North Atlantic Sea Scallops with Creamy Corn and Red Pepper Coulis
¾ cup olive oil (refrigerated)
12 U-10 Sea Scallops, Dry
Freshly ground white pepper
8 tablespoons (1 stick) unsalted butter
Micro cilantro or fresh cilantro leaves
3 ears corn (or 2 1/2 cups frozen corn, run under hot water to defrost)
1 cup heavy cream
4 Tablespoons Course Ground Yellow Corn Meal (toasted)
Coarse salt and freshly ground white pepper
Bell Pepper Coulis
2 tablespoons olive oil
2 shallots, chopped
1 garlic clove, chopped
1 Red bell pepper, chopped
¼ cup dry white wine
2 teaspoons champagne vinegar
¼ cup extra virgin olive oil
- Cut the kernels from the cobs. Scrape the cobs with the back of your knife to get out all the juice.
- Combine the corn, with the juices, and cream in a deep skillet or wide saucepan and season with salt and white pepper.
- Bring to a simmer over medium heat. Reduce the heat to keep at an active simmer and slowly add the cornmeal as you stir. Cook for about10 minutes, stirring frequently, until thick. Keep warm.
Red Pepper Coulis
(makes about 3/4 cup)
- Heat a stainless steel saucepan over medium-high heat. When the pan’s hot, add the oil, shallots, and garlic. Sauté, stirring, for about 1 minute. Then add the bell pepper, season with salt, and sauté, stirring often, until the pepper is starting to get tender, about 10 minutes. Don’t let the pepper brown.

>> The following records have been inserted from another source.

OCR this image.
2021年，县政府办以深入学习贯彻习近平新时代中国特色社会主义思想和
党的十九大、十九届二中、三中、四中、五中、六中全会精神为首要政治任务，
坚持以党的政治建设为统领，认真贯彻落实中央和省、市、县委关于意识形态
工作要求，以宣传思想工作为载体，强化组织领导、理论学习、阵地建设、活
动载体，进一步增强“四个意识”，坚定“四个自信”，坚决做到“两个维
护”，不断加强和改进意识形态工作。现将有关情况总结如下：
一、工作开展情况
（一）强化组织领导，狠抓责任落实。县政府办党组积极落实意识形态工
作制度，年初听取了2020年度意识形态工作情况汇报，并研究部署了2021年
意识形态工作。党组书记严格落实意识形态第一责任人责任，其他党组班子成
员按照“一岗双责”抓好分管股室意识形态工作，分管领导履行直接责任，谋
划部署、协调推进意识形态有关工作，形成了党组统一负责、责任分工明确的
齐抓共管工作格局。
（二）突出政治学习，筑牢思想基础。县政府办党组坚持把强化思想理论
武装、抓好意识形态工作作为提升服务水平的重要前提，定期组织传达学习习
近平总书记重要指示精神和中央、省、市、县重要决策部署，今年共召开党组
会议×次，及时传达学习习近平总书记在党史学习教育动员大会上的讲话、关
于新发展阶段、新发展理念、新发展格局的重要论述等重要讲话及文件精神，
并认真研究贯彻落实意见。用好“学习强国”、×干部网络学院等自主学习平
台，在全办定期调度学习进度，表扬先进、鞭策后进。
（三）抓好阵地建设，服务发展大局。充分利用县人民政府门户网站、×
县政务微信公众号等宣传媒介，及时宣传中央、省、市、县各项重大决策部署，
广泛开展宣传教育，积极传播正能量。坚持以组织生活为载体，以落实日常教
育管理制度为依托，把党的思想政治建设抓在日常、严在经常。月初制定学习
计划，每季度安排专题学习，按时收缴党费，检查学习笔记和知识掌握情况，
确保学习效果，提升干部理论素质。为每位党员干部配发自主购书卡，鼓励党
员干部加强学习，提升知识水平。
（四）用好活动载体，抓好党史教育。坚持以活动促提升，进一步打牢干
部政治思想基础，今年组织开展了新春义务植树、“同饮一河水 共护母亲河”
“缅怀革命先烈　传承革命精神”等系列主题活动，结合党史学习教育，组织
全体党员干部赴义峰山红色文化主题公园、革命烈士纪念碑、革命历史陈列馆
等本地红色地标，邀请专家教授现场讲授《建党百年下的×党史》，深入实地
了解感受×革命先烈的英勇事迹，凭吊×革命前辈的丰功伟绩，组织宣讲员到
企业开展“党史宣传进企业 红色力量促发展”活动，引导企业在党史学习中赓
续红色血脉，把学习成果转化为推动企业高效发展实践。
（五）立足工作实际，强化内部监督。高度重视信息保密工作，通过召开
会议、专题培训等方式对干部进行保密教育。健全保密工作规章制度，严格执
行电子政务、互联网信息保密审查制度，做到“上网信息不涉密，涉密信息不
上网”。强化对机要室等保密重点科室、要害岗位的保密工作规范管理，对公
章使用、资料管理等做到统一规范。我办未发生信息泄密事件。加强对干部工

- Pour in the wine and cook until the pan is just about dry.
- Scrape everything in the pan into a blender. Let cool for a couple of minutes, then process until smooth. Scrape the puree down. Turn the blender back on and pour in the vinegar and then the oil in a steady stream
- Lightly season the scallops on both sides with salt and pepper. Heat a 12-inch non-stick skillet over medium-high heat. Have a big spoon ready next to the stove as well as a few layers of paper towels.

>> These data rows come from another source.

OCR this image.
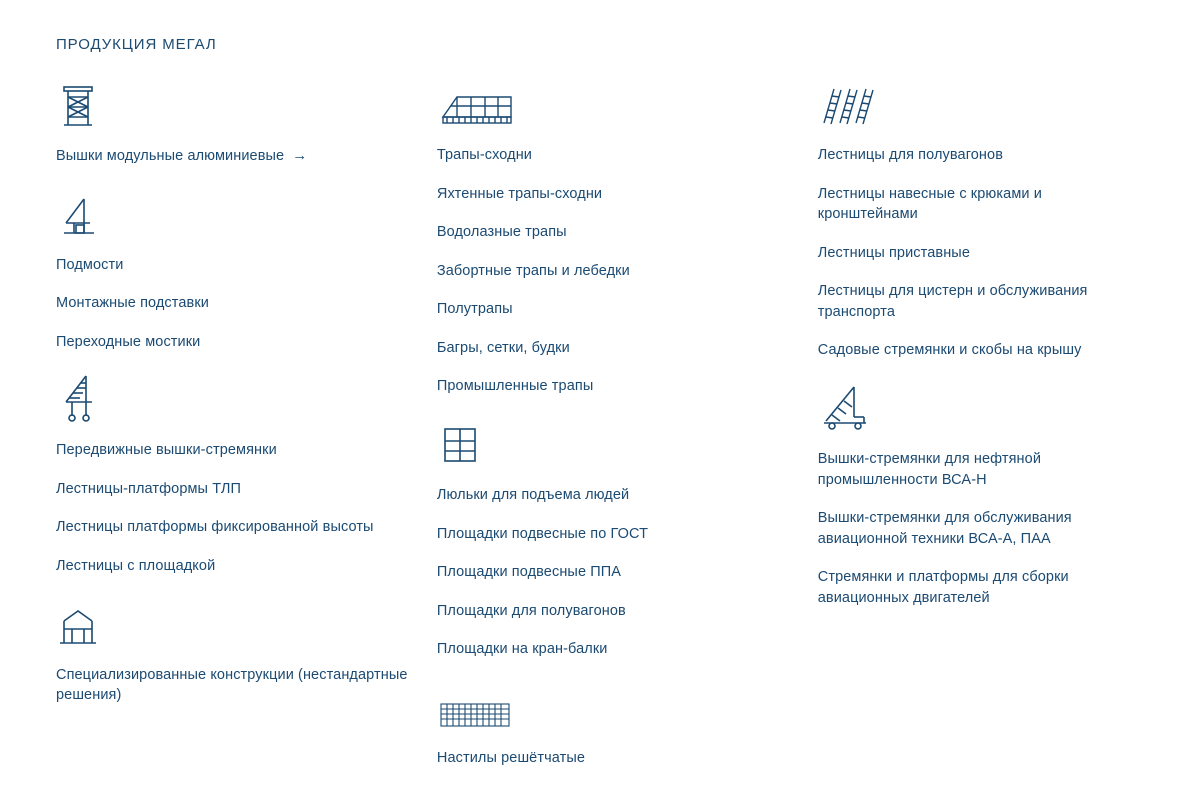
ПРОДУКЦИЯ МЕГАЛ
Вышки модульные алюминиевые →
Подмости
Монтажные подставки
Переходные мостики
Передвижные вышки-стремянки
Лестницы-платформы ТЛП
Лестницы платформы фиксированной высоты
Лестницы с площадкой
Специализированные конструкции (нестандартные решения)
Трапы-сходни
Яхтенные трапы-сходни
Водолазные трапы
Забортные трапы и лебедки
Полутрапы
Багры, сетки, будки
Промышленные трапы
Люльки для подъема людей
Площадки подвесные по ГОСТ
Площадки подвесные ППА
Площадки для полувагонов
Площадки на кран-балки
Настилы решётчатые
Лестницы для полувагонов
Лестницы навесные с крюками и кронштейнами
Лестницы приставные
Лестницы для цистерн и обслуживания транспорта
Садовые стремянки и скобы на крышу
Вышки-стремянки для нефтяной промышленности ВСА-Н
Вышки-стремянки для обслуживания авиационной техники ВСА-А, ПАА
Стремянки и платформы для сборки авиационных двигателей
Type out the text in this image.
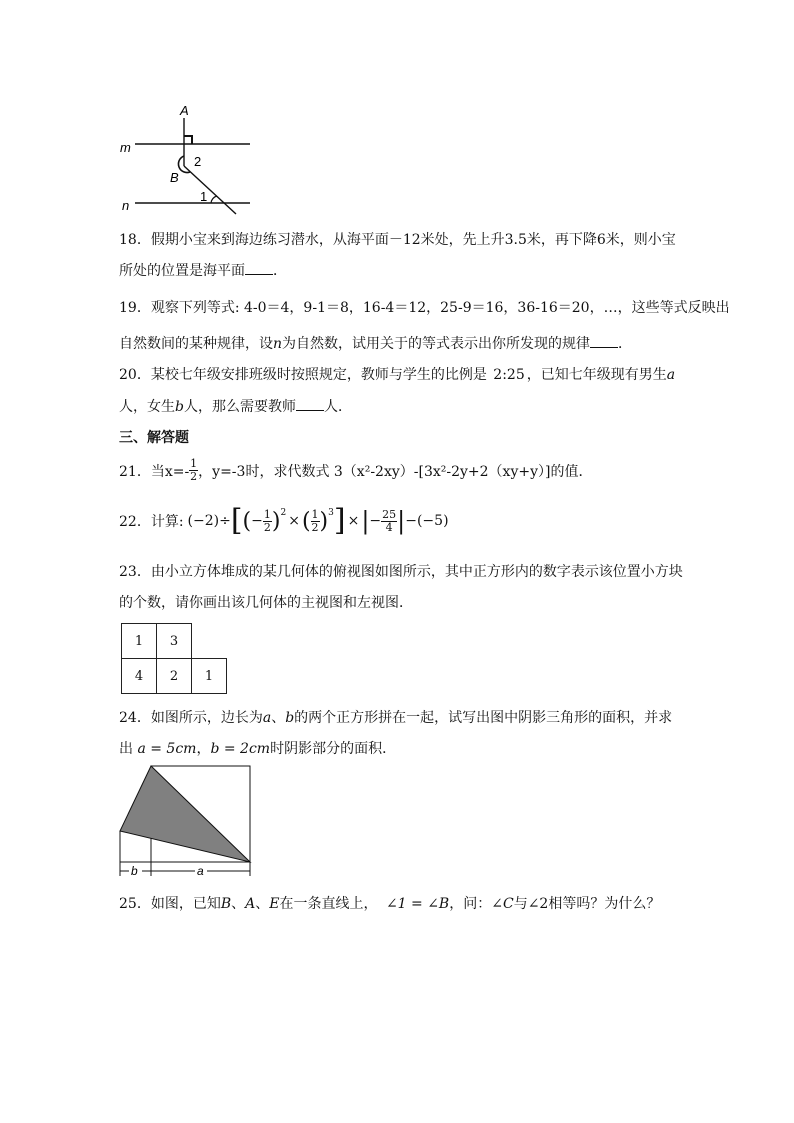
A
m
2
B
n
1
18．假期小宝来到海边练习潜水，从海平面－12米处，先上升3.5米，再下降6米，则小宝
所处的位置是海平面 ．
19．观察下列等式: 4-0＝4，9-1＝8，16-4＝12，25-9＝16，36-16＝20，…，这些等式反映出
自然数间的某种规律，设n为自然数，试用关于的等式表示出你所发现的规律 ．
20．某校七年级安排班级时按照规定，教师与学生的比例是 2:25 ，已知七年级现有男生a
人，女生b人，那么需要教师 人．
三、解答题
21．当$x=- \frac{1}{2}$ ，y=-3时，求代数式 3（x²-2xy）-[3x²-2y+2（xy+y）]的值．
22．计算: (−2)÷ [ ( − $\frac{1}{2} )^2$ × ( $\frac{1}{2} )^3$ ] × | − $\frac{25}{4}$ | −(−5)
23．由小立方体堆成的某几何体的俯视图如图所示，其中正方形内的数字表示该位置小方块
的个数，请你画出该几何体的主视图和左视图．
1	3
4	2	1
24．如图所示，边长为a、b的两个正方形拼在一起，试写出图中阴影三角形的面积，并求
出 a = 5cm，b = 2cm时阴影部分的面积．
b	a
25．如图，已知B、A、E在一条直线上， ∠1 = ∠B，问：∠C与∠2相等吗？为什么？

- When the pan’s good and hot, cut 4 tablespoons of butter into pieces and add it to the skillet. When the butter is melted and has stopped sizzling, add the scallops, keeping the pieces to the side of the pan farthest away from you. Turn the heat down to medium.
- After about 30 seconds, cut the remaining 4 tablespoons of butter into pieces and add them to the skillet. As the butter melts, tilt and pull the skillet toward you and start basting the scallops, using that big spoon to pour the bubbling butter over the top. As you cook and baste, the butter will brown, and that nuttiness will flavor the scallops.
- Cook, basting constantly, for 2-3 minutes. Then turn the scallops over in the skillet and turn off the heat. Let them sit sit for 1 minute. You want the scallops to have a nice brown crust on one side and still me medium rare as carry-over heat will finish the cooking. Use a spatula and remove the scallops on to the paper towels.
- To serve, spread some of the creamy corn into the center of four dinner plates in a line. Arrange four scallops on the corn, surround with the coulis, and give each scallop a squirt of lemon. Garnish with micro cilantro if it is available or fresh cilantro leaves.